Easily the most bizarre moment of the conference was an interview with Kay Coles James, the former head of the Heritage Foundation. James—a black woman—looked out on the almost uniformly white audience and proclaimed joyously that “in 30 years, people of color will run America.” Cue a few awkward chuckles from the seats.
This demographic change, she said, necessitates a new, grand strategy from conservatives, Joy argued. Conservatives must recognize racism in America and promise to put an end to it by providing equal opportunity. By 2040, minorities will be a majority of the American population, so, she warned, conservatives had better inform those minorities that we care about them and dedicate American resources to prepare them for the mantle of leadership which will inevitably be theirs.
She had been terribly disappointed, she recalled, that conservatives had not seized the moment after George Floyd’s death to make their case against racism to the American people. “Regardless of what the hard statistics were,” Republicans should have taken the opportunity to tell minorities “we hear you and understand you” instead of allowing Black Lives Matter to take leadership of the movement. Likewise, James argued, conservatives should have claimed DEI, but with “equal opportunity” in place of “equity.”
“I don’t know anybody in this room who doesn’t disagree with the idea that diversity makes things better,” she said.

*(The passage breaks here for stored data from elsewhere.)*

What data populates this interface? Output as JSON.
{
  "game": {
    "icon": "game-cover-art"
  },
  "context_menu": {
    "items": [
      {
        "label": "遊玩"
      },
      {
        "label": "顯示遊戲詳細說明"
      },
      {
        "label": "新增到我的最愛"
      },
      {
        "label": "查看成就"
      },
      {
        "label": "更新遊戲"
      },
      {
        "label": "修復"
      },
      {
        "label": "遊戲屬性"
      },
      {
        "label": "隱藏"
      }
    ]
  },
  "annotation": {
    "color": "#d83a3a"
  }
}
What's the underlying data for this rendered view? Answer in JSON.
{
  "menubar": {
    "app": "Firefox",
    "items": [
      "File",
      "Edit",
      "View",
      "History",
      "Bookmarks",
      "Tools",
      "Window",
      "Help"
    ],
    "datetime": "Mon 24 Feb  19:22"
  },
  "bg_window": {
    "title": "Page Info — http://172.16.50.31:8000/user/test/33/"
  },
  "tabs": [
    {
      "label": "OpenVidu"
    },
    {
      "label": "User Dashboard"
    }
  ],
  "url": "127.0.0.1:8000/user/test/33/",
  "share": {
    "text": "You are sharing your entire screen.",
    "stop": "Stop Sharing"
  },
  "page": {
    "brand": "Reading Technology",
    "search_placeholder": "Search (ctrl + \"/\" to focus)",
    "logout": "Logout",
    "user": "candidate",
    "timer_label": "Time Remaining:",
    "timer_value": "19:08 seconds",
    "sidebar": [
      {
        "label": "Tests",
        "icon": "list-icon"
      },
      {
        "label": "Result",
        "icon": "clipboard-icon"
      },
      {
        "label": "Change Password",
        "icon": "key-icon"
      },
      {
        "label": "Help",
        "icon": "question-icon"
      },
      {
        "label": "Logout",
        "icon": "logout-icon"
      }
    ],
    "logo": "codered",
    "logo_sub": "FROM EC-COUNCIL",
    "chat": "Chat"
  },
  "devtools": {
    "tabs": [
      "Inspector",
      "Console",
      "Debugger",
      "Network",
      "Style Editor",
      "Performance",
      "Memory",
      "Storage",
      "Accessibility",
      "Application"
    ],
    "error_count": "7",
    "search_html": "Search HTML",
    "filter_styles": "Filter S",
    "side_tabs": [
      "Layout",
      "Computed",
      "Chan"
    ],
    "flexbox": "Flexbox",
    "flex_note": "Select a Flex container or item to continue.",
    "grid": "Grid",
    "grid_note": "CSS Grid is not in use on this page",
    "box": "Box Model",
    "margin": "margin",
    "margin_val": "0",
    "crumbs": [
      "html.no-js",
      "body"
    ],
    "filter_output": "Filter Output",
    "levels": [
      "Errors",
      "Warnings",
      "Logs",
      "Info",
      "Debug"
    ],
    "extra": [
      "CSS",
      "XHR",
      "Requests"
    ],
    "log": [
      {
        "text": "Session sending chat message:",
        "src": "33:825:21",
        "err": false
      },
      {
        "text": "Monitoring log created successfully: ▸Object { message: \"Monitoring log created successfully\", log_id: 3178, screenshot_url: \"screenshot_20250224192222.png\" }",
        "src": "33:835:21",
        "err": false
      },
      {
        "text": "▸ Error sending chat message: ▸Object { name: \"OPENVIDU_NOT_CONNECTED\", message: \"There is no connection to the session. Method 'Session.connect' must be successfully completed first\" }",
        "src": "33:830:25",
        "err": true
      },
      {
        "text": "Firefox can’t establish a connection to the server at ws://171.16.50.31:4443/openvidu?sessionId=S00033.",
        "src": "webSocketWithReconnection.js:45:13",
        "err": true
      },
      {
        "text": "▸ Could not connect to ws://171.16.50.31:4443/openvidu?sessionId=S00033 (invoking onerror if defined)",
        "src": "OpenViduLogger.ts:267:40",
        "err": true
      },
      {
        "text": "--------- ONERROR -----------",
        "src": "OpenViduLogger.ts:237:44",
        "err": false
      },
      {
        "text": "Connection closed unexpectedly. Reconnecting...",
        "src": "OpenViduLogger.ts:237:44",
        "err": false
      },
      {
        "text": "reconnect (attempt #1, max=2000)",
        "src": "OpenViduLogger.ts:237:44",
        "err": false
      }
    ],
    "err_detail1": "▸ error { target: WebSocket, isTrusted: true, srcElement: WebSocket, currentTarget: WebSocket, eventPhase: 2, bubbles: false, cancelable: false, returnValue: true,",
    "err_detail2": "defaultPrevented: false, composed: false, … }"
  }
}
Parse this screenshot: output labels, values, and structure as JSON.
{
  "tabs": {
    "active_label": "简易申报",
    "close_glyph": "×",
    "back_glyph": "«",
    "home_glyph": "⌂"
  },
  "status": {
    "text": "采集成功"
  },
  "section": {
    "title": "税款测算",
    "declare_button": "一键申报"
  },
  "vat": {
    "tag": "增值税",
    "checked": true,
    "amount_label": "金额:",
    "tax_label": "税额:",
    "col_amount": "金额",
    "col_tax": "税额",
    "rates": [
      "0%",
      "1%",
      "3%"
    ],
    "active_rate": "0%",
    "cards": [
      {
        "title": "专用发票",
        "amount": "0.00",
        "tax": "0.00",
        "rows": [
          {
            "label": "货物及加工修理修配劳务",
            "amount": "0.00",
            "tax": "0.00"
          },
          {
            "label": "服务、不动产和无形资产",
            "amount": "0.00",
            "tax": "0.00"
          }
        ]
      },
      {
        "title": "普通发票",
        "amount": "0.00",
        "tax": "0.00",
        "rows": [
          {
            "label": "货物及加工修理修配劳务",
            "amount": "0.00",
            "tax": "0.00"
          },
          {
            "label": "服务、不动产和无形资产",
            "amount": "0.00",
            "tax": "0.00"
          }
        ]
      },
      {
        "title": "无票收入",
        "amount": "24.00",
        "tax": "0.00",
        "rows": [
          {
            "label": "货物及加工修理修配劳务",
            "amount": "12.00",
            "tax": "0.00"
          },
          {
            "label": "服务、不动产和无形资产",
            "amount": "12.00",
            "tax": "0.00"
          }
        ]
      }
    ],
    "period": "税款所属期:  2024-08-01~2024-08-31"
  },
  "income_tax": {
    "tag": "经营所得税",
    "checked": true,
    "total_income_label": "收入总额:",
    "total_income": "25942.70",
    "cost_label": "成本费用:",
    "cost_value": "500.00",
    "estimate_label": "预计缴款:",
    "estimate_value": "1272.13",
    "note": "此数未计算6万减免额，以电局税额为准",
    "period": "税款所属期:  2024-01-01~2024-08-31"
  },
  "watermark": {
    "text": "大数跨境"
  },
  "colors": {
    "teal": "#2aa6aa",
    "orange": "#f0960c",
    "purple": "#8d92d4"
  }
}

Due to its unprincipled and non-ideological devotion to defense, Buckleyite conservativism was always a loser’s strategy. But their embrace of neoconservatism and its globalist imperialism was the deal with the Devil that secured their eventual descent into complete irrelevance and open anti-Christianity.
When you haven’t conserved so much as the ladies room and you find yourself writing articles attempting to make the conservative case for satanic self-mutilation in the name of a psychological disorder while playing second fiddle to diversities blathering about the supreme importance of even more diversity, you should probably rethink your principled lack of principles.